Eine letzte Besonderheit lag in der Tatsache, dass die Geschichte des Zeitungsverlages weit über 100 Jahre zurückreicht. Deshalb waren etwa die Hälfte der Seiten in der Frakturschrift gedruckt, die lange Zeit als die Standardschrift im Zeitungsdruck galt.

Das Ziel des Verlages ist es, mit diesen unterschiedlichen Ausgangsvoraussetzungen die Digitalisierung umzusetzen und eine möglichst hohe Qualität zu erzielen. Dabei geht es um die Durchsuchbarkeit und eine spätere Vermarktung der einzelnen Artikel.
 

Die Lösung:
Für die unterschiedlichen Ausgangsvarianten werden verschiedene Scanmethoden gewählt. Die Zeitungen, die aus dem Archiv entfernt und geschnitten werden dürfen, werden mithilfe eines Hochleistungsscanners in einer Auflösung von 600 dpi gescannt. Die übrigen Seiten in Buchform, die nicht entfernt und geschnitten werden konnten, wurden mit einem Buchscanner gescannt. Das Ergebnis ist hier nicht ganz so gut wie beim ersten Fall. Vor allem kann es passieren, dass der Text am Rand nicht gut zu lesen ist. Für die dritte Variante schließlich, die Mikrofilme, standen ebenfalls Spezialscanner zur Verfügung.

Das Ergebnis aller Scanprozesse waren tiff-Dateien, je nach Farbvariante zwischen acht und 30 Mbyte groß . Da die Seiten teilweise vergilbt waren oder Flecken aufwiesen, wurden alle Dateien mit Photoshop nachbearbeitet. Im nächsten Schritt wurden die Dateien mittels OCR eingelesen und in Text verwandelt. Für wichtige Texte und Überschriften wurden Double OCR and Compare sowie eine manuelle Korrektur ergänzt. Das galt vor allem auch für die Seiten in Frakturschrift.

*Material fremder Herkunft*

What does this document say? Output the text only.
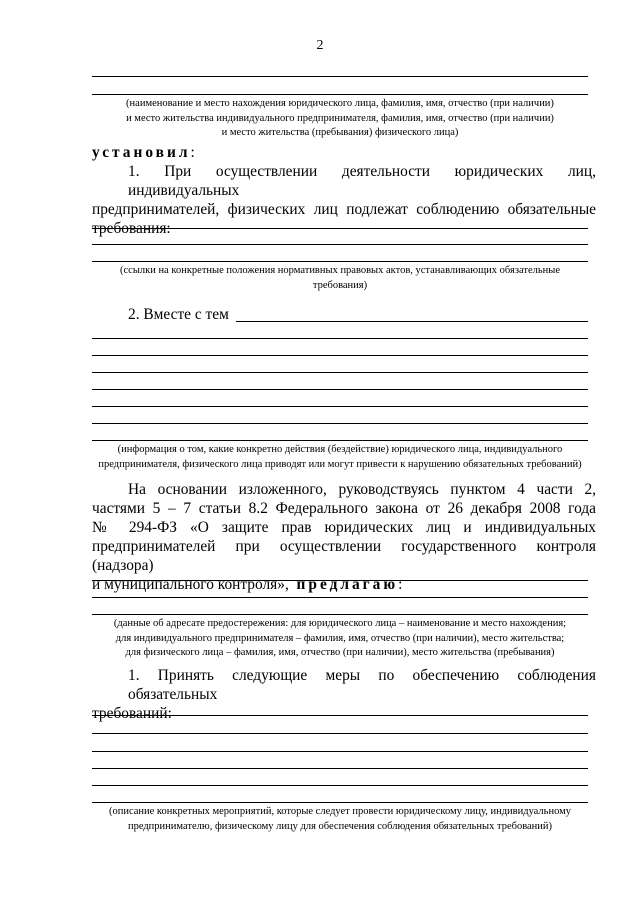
2
(наименование и место нахождения юридического лица, фамилия, имя, отчество (при наличии)
и место жительства индивидуального предпринимателя, фамилия, имя, отчество (при наличии)
и место жительства (пребывания) физического лица)
установил:
1. При осуществлении деятельности юридических лиц, индивидуальных
предпринимателей, физических лиц подлежат соблюдению обязательные
требования:
(ссылки на конкретные положения нормативных правовых актов, устанавливающих обязательные
требования)
2. Вместе с тем
(информация о том, какие конкретно действия (бездействие) юридического лица, индивидуального
предпринимателя, физического лица приводят или могут привести к нарушению обязательных требований)
На основании изложенного, руководствуясь пунктом 4 части 2,
частями 5 – 7 статьи 8.2 Федерального закона от 26 декабря 2008 года
№ 294-ФЗ «О защите прав юридических лиц и индивидуальных
предпринимателей при осуществлении государственного контроля (надзора)
и муниципального контроля», предлагаю:
(данные об адресате предостережения: для юридического лица – наименование и место нахождения;
для индивидуального предпринимателя – фамилия, имя, отчество (при наличии), место жительства;
для физического лица – фамилия, имя, отчество (при наличии), место жительства (пребывания)
1. Принять следующие меры по обеспечению соблюдения обязательных
требований:
(описание конкретных мероприятий, которые следует провести юридическому лицу, индивидуальному
предпринимателю, физическому лицу для обеспечения соблюдения обязательных требований)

Nach der Texterstellung und Korrektur wurden für den Kunden zwei Varianten von PDFs erstellt: Ein hochauflösendes PDF mit 300 dpi, mit dem der Nachdruck von Seiten möglich ist und ein PDF mit geringer Auflösung für die Darstellung im Web. Beide Varianten sind suchfähig und können deshalb zu Recherchezwecken dienen.

Aus diesen PDF-Dateien wurden außerdem Artikel XML-Dateien mit Metadaten erstellt. Das versetzte den Kunden in die Lage, die Artikel in seine internen Datenbanken einzugeben und eine Verschlagwortung für eine Volltextsuche zu ergänzen.

Die Vorteile:
Für den Kunden hat die Digitalisierung mit tool-e-byte mehrere Vorteile: Zum einen sind solche Projekte aufgrund ihrer Größe intern nicht in einem überschaubaren Zeitrahmen umzusetzen. Auch hat kaum ein Verlag Zugriff auf entsprechendes Personal. Die externe Lösung bietet hier einen erheblichen Zeit- und Kostenvorteil.

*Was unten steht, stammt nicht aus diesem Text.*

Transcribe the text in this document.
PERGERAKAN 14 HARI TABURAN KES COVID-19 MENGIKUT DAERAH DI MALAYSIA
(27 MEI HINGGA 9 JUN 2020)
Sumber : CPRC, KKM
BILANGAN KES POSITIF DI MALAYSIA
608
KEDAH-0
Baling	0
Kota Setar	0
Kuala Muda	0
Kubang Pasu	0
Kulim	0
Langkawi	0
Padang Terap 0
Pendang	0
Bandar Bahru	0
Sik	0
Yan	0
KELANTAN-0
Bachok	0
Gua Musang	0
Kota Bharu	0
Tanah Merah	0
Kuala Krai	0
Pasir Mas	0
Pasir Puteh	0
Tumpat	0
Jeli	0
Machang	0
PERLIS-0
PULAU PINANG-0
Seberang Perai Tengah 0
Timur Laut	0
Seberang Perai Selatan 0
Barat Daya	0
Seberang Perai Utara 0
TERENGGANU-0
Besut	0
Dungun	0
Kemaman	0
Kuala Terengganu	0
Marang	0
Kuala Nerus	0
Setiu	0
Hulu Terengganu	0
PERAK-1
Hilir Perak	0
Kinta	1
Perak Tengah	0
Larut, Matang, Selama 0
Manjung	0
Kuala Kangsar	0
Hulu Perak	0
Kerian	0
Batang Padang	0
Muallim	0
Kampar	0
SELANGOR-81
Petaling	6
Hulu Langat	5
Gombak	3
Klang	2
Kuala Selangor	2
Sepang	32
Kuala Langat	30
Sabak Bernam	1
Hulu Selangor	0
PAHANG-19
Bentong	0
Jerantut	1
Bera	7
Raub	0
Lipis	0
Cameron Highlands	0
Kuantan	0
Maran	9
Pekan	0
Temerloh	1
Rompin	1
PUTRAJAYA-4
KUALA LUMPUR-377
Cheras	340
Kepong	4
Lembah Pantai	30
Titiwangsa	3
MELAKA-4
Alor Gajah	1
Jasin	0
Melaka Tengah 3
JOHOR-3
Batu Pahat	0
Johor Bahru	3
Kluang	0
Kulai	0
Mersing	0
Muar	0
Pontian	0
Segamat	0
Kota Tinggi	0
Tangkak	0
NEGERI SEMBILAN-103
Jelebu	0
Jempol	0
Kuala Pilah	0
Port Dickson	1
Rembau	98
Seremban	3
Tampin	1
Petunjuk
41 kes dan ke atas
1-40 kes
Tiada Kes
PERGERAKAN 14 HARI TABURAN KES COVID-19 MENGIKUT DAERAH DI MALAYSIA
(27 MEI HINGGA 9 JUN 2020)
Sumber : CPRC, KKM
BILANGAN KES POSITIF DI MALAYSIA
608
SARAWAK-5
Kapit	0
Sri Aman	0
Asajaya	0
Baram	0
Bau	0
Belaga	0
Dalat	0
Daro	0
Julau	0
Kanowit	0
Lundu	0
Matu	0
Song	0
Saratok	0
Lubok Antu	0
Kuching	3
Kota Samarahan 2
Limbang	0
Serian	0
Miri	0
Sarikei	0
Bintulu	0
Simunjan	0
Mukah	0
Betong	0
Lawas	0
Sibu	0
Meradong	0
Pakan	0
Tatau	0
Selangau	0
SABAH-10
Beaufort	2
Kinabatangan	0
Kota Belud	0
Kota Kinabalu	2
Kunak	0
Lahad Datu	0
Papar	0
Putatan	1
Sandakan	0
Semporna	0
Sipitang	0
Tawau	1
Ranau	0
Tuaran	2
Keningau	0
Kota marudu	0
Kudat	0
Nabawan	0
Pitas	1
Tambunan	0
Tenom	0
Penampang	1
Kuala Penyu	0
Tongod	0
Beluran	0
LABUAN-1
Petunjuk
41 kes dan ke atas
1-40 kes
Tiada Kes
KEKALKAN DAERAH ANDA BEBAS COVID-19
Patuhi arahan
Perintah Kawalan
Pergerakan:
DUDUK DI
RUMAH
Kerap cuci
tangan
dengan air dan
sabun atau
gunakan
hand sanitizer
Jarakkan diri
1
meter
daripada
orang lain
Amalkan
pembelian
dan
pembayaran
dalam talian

Zum zweiten sichert der Verlag damit die Inhalte gegen Zerstörung und Alterung und macht sein Archiv zukunftssicher. Er eröffnet sich auch die Chance auf die Vermarktung der einzelnen Artikel. Wer beispielsweise zu einem Geburtstag oder Jubiläum eine bestimmte Zeitungsseite verschenken möchte, kann diese individuell in Originalqualität nachdrucken lassen. Die Digitalisierung der Artikel macht sie außerdem schnell und einfach für Forschung und Recherche zugänglich und bietet auch so einen zusätzlichen Vermarktungskanal.